Not many days before those protesters tried to tear down a statue of Andrew Jackson near the White House, I had been cycling in Northwest Arkansas and hopped off the bike to wander a short trail near the Missouri-Arkansas line.
It is a remnant of what began 200 years ago as a military road, and over the years, it was known by different names, including the Butterfield Overland Stage Route, the Old Wire Road and one other name that we'll get to in a second.
Today, it is a peaceful forest hike, shaded in a canopy of oaks and walnuts.
It was not always so benign. This was the road trod by Civil War armies and before that by more than 10,000 Cherokees forced from their ancestral homelands and driven west to make room for land-crazed white settlers back east.
I couldn't help but think about that last week when those protesters attacked Jackson's statue, and I wondered about the contrast between the heroic bronze of Jackson and the hard truth of what happened on that historic road.
Police stopped the Washington protesters — as they should have — but my unwillingness to surrender the fate of that statue to the mob is no defense of the man.
President Donald Trump has vowed to crack down on anyone who vandalizes or attempts to tear down one of the nation's many monuments or statues. I think that is the right step. But it is only a first step. The next step is having conversations about the people who have been memorialized and the proper way to do that. How do we acknowledge our Founding Fathers and military and political leaders, who, for all their genius, owned slaves, enshrined slavery in the Constitution and fought to perpetuate it, culminating in those armies slogging up and down the Old Wire Road?
You won't find me mourning the loss of Confederate monuments and statues — I say let them crumble — but what to do with statues of other Americans, such as Thomas Jefferson, George Washington and Jackson? That solution is not so slick.
Like most Americans, the Jackson I learned about growing up was one-dimensional: Jackson the hero boy of the American Revolution, Jackson the hero general of New Orleans, Jackson the hero champion of the common man. In short, Jackson, the hero in bronze. Of course, like today, politics back then was not so simplistic and one-dimensional.
I learned nothing of Jackson the slave owner who brought his slaves to the White House, the man who ran an ad in 1804 in the Tennessee Gazette asking for help locating a runaway slave.
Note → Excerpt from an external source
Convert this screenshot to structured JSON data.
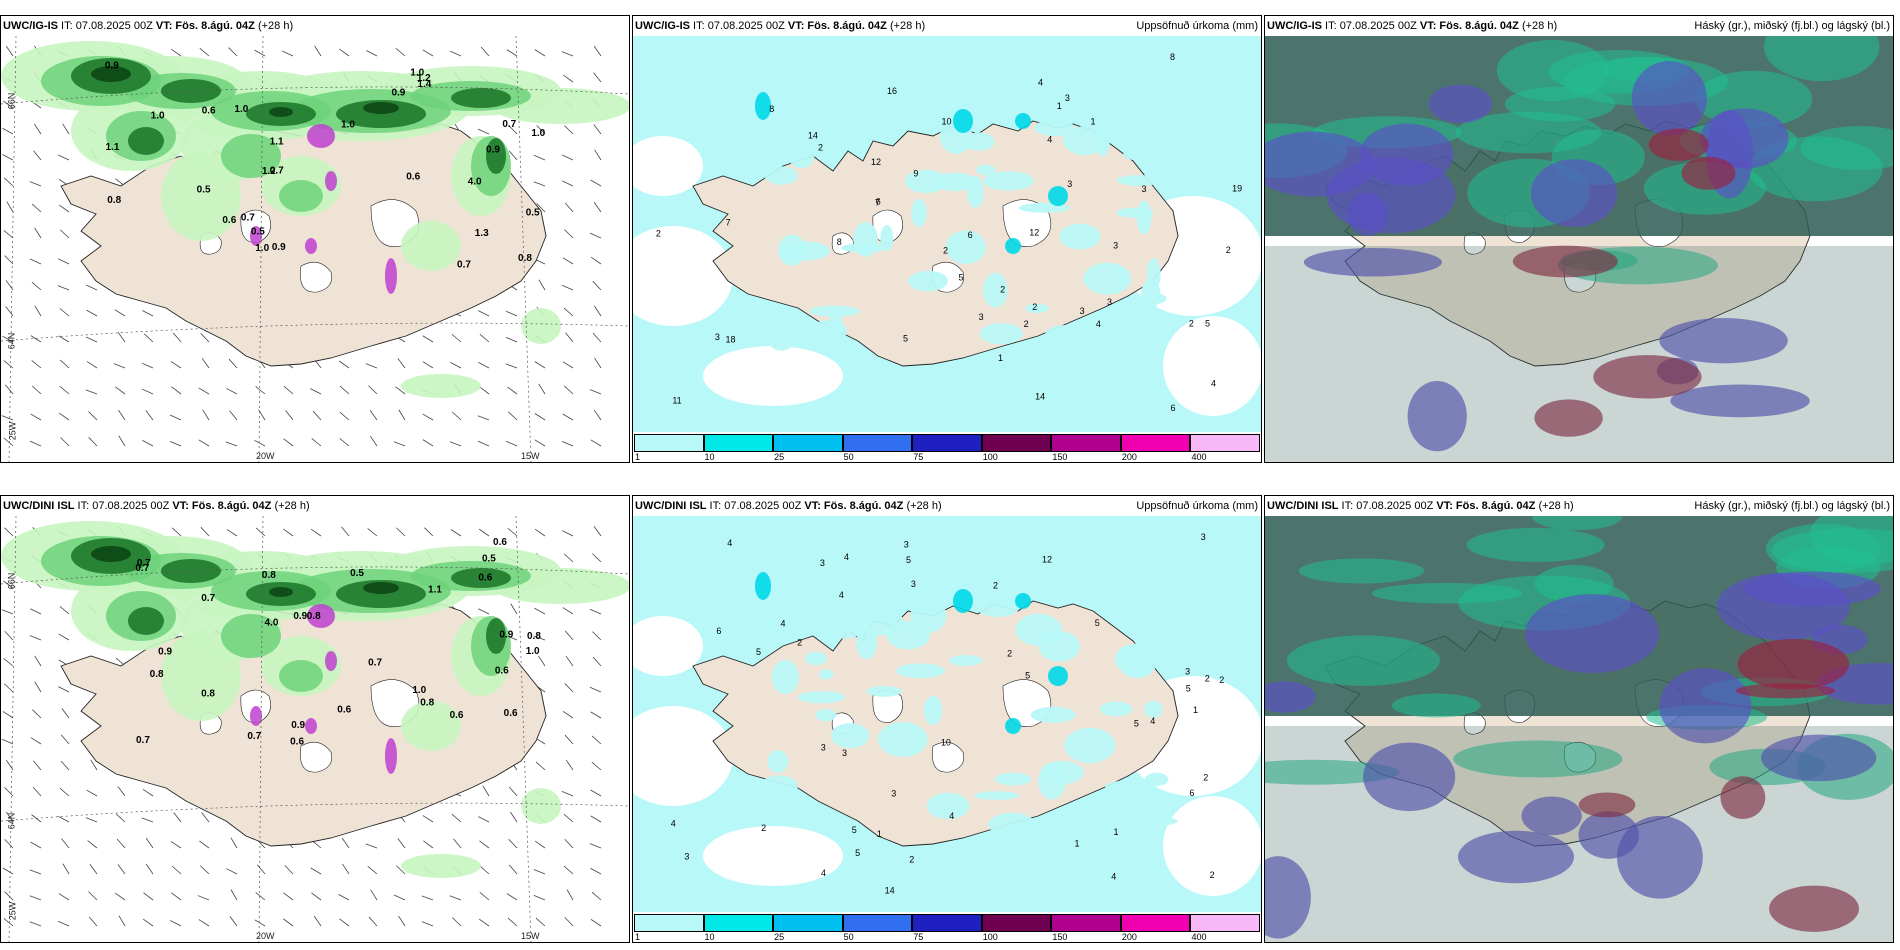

It included his offer of "ten dollars extra, for every hundred lashes any person will give him, to the amount of three hundred.”
Nor was I taught about Jackson's role in the deaths of thousands of Native Americans, including Cherokees, who were rounded up and put in cattle pens — concentration camps, before they were called that — and driven at the point of bayonet and the barrel of a gun from the only homes they had ever known. They were forced down that Old Wire Road, and today, it also goes by the name Trail of Tears.
Will Chavez, assistant editor for the Cherokee Phoenix, told me a few weeks back that his tribe has a different name for that episode from their history, remembering it as "the time when they were driven," which forces the question:
Driven by whom?
The man in bronze.
You can find that remnant trail at Pea Ridge National Military Park, and from Elkhorn Tavern, you can imagine the more than 10,000 Cherokees passing by, many of them sick, starving and freezing, many of them having buried loved ones and family along the way.
This is from one diarist with the first of several contingents of Cherokees who came through the area, written as the group slogged on between Springfield and Fayetteville, Arkansas:
• Dec. 17, 1837: "Snowed last night, Buried Eleges wife and Chas. Timberlakes son (Smoker) ... extremely cold weather, sickness prevailing to a considerable extent, all very much fatigued ..."
• Dec. 18, 1837: "Detained on account of sickness, Doct. Townsend sent back to Springfield for medicines, buried Dreadful Waters this evening ..."
• Dec. 22, 1837: "Buried Goddards Grand child, Marched at 8 o’c. A. M., halted at McMurtrees ..."
That is a reference to McMurtry Spring, in Barry County, Missouri, visible today along Missouri Highway 37 south of Cassville.
• Dec. 23, 1837: "Buried Rainfrogs daughter (Lucy Redstick’s child). Marched at 8 o’c. A. M. halted at Reddix ..."
"Reddix" is a reference to William Ruddick's (sometimes spelled Reddick's) farm at Pea Ridge, which stood where Elkhorn Tavern stands today.
Graves of Jackson's victims are scattered across Southwest Missouri and Northwest Arkansas. There are no monuments to them.
How do we square the bronze Jackson, raring back on his steed, with children and grandchildren buried a thousand miles from their home in what are today unmarked and unremembered graves in Southwest Missouri? How do we square the heroic Jackson with the one of the hundred lashes?
How do we honor a person for his contributions without dishonoring the victims of his crimes?
We've already seen the Jefferson-Jackson dinners of the Democratic Party renamed, including those in Missouri. And the plan is to replace Jackson's image on the $20 bill with that of escaped slave Harriet Tubman. I'll let that irony speak for itself.
We must continue the conversation about what messages statues like these send our children and grandchildren and whether we want that to continue.
It is not right for a mob to tear down Jackson's statue.
It would be right if the country took it down.